Comprehensive business policies – May cover cars used for work, even personal ones without separate coverage.
However, these options are not guaranteed to pay for a totaled personal vehicle. Read your various insurance contracts closely to see what exact types of car damage may be covered.
Take Legal Action Against the At-Fault Driver
Without collision insurance, you may need to take legal action to recover costs from an at-fault driver if their coverage is insufficient. Potential options include:
Small claims court – Can cover repair costs up to your state’s limit, typically $5,000-$15,000.
Civil lawsuit – Necessary for large claims. An attorney can help negotiate a settlement or pursue a judgment.
Payment plan – The at-fault driver may agree to a structured repayment schedule for damages. Get it in writing.
However, recovering compensation directly from a driver is not guaranteed. Make sure to evaluate their assets and ability to pay before pursuing legal action.
Claim Against Your Own Insurance
In rare cases, you may be able to file a claim with your insurer for a totaled car even if you only had liability coverage at the time. This depends on specific circumstances:
New policy not yet active – If coverage was bound but not in effect yet when the accident happened, the insurer may pay a claim as a courtesy.
Recent lapse in coverage – Long-time customers with spotless records may get reimbursed if a lapse was accidental and brief.
Misunderstanding coverage needs – An insurer could pay if an agent did not properly explain mandatory coverages.
However, insurers are under no obligation to pay anything above liability only. It is extremely difficult to compel them to cover a totaled car without the right policy types at the time of loss.
Explore Alternate Transportation Options
While trying to get reimbursed for your totaled car, you will need alternate reliable transportation right away. Some options to explore include:
Borrowing a car from family or friends temporarily
Renting a car long-term for a discounted monthly rate
Leasing a new car with low down payment offers
Ride-sharing services like Uber or public transportation
Purchasing an inexpensive used car that meets your basic needs
Avoid long-term high-interest car title loans or other predatory lending offers. Focus on affordable transportation that fits within your current budget.
Learn From The Experience
Driving without physical damage coverage puts you at significant financial risk. Let this incident be a lesson to maintain full car insurance going forward. Here are some tips:
Discuss coverage needs with an agent when buying or renewing a policy.

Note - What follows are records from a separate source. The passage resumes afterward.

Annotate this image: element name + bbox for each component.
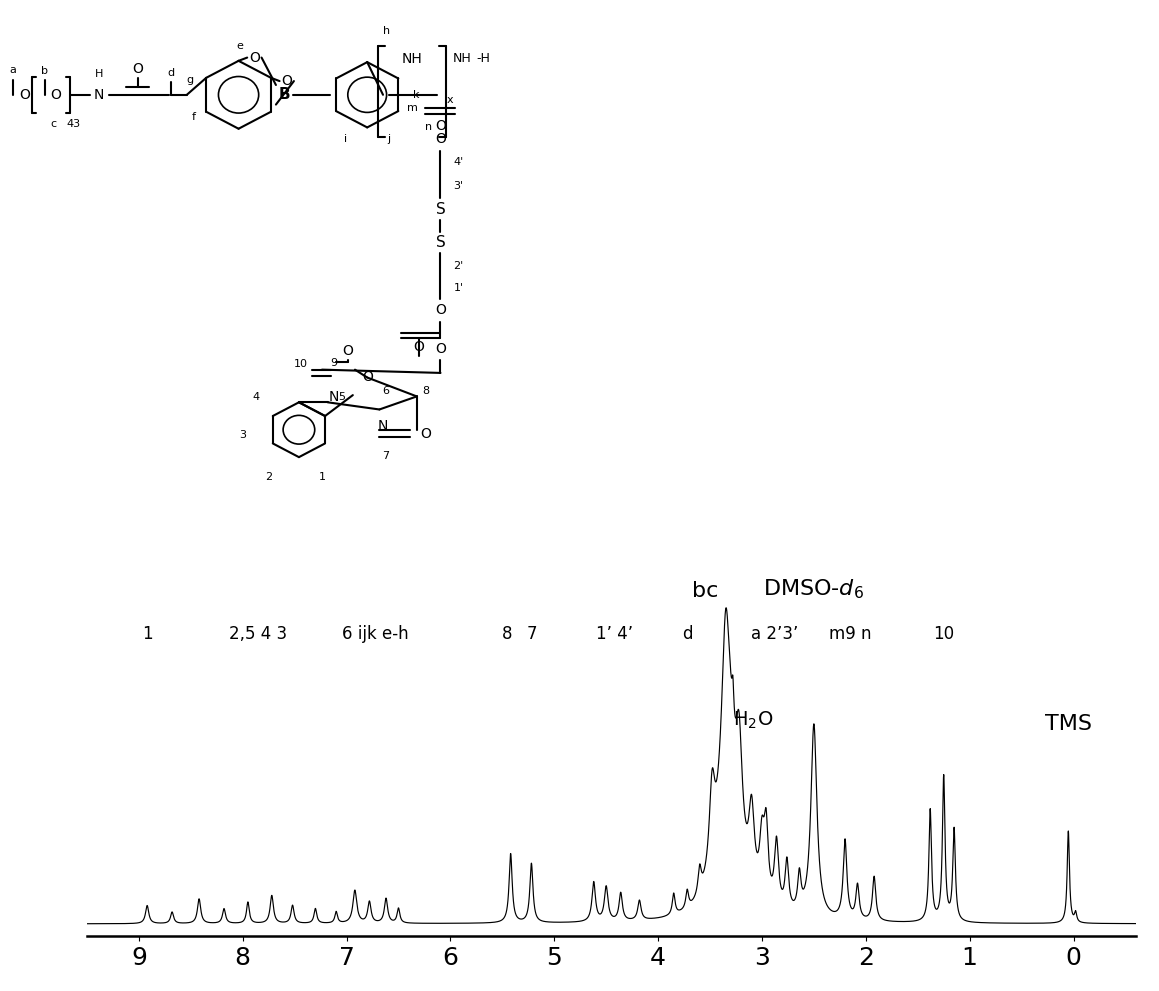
Text: 10: 10 <box>933 625 954 643</box>
Text: 5: 5 <box>338 392 345 402</box>
Text: H: H <box>95 69 103 79</box>
Text: NH: NH <box>402 52 423 65</box>
Text: O: O <box>342 345 353 359</box>
Text: 3': 3' <box>453 181 464 191</box>
Text: i: i <box>344 134 348 144</box>
Text: 8: 8 <box>423 386 430 396</box>
Text: x: x <box>446 95 453 105</box>
Text: n: n <box>424 123 432 133</box>
Text: a 2’3’: a 2’3’ <box>751 625 799 643</box>
Text: DMSO-$d_6$: DMSO-$d_6$ <box>764 578 865 602</box>
Text: -H: -H <box>476 53 490 65</box>
Text: 8: 8 <box>502 625 512 643</box>
Text: N: N <box>378 419 388 433</box>
Text: B: B <box>279 87 291 102</box>
Text: O: O <box>414 340 424 354</box>
Text: c: c <box>51 119 57 129</box>
Text: m: m <box>407 103 418 113</box>
Text: 1': 1' <box>453 283 464 293</box>
Text: O: O <box>435 343 446 357</box>
Text: N: N <box>328 390 338 404</box>
Text: H$_2$O: H$_2$O <box>732 710 773 731</box>
Text: O: O <box>51 88 61 102</box>
Text: NH: NH <box>453 53 472 65</box>
Text: 1: 1 <box>319 472 326 482</box>
Text: 6 ijk e-h: 6 ijk e-h <box>342 625 409 643</box>
Text: O: O <box>435 119 446 133</box>
Text: 4: 4 <box>253 392 260 402</box>
Text: N: N <box>94 88 104 102</box>
Text: 9: 9 <box>330 358 337 368</box>
Text: 3: 3 <box>240 430 247 440</box>
Text: 2': 2' <box>453 262 464 272</box>
Text: O: O <box>249 51 260 64</box>
Text: 4': 4' <box>453 157 464 167</box>
Text: d: d <box>167 67 175 77</box>
Text: 2,5 4 3: 2,5 4 3 <box>229 625 287 643</box>
Text: j: j <box>387 134 391 144</box>
Text: 10: 10 <box>293 360 307 370</box>
Text: O: O <box>362 371 373 385</box>
Text: O: O <box>435 132 446 147</box>
Text: O: O <box>435 303 446 317</box>
Text: O: O <box>282 74 292 88</box>
Text: h: h <box>382 27 391 37</box>
Text: a: a <box>9 65 16 75</box>
Text: 7: 7 <box>381 452 388 462</box>
Text: O: O <box>132 61 144 75</box>
Text: 1: 1 <box>141 625 153 643</box>
Text: bc: bc <box>692 582 719 602</box>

Choose higher deductibles on collision/comprehensive to save on premiums.
Review policy limits and exclusions annually as your driving profile changes.
Sign up for autopay and renewal reminders to prevent accidental lapses.
Compare rates regularly to find the best price available for required coverage.
Maintaining continuous auto insurance with adequate limits ensures you can get your vehicle repaired or replaced if it’s totaled in a future covered accident. Don’t get caught without collision and comprehensive protection again.
Liability insurance alone does not pay anything for damage to your own vehicle.
File a claim with the at-fault driver’s insurer seeking reimbursement for your totaled car.
Uninsured motorist coverage may help if the at-fault party lacks sufficient insurance.
Other insurance policies like credit cards or business insurance could cover the loss in some cases.
You may need to take legal action against the liable driver if their insurance won’t fully pay.
In very limited scenarios, your insurer might pay a claim even without collision coverage.
Going forward, make sure to maintain physical damage coverage to avoid paying out-of-pocket for vehicle damage.
Having your car totaled with only liability insurance can result in expensive out-of-pocket costs. An attorney familiar with insurance claims may be able to help maximize your options for reimbursement. Learn from this experience and keep full coverage in place moving forward.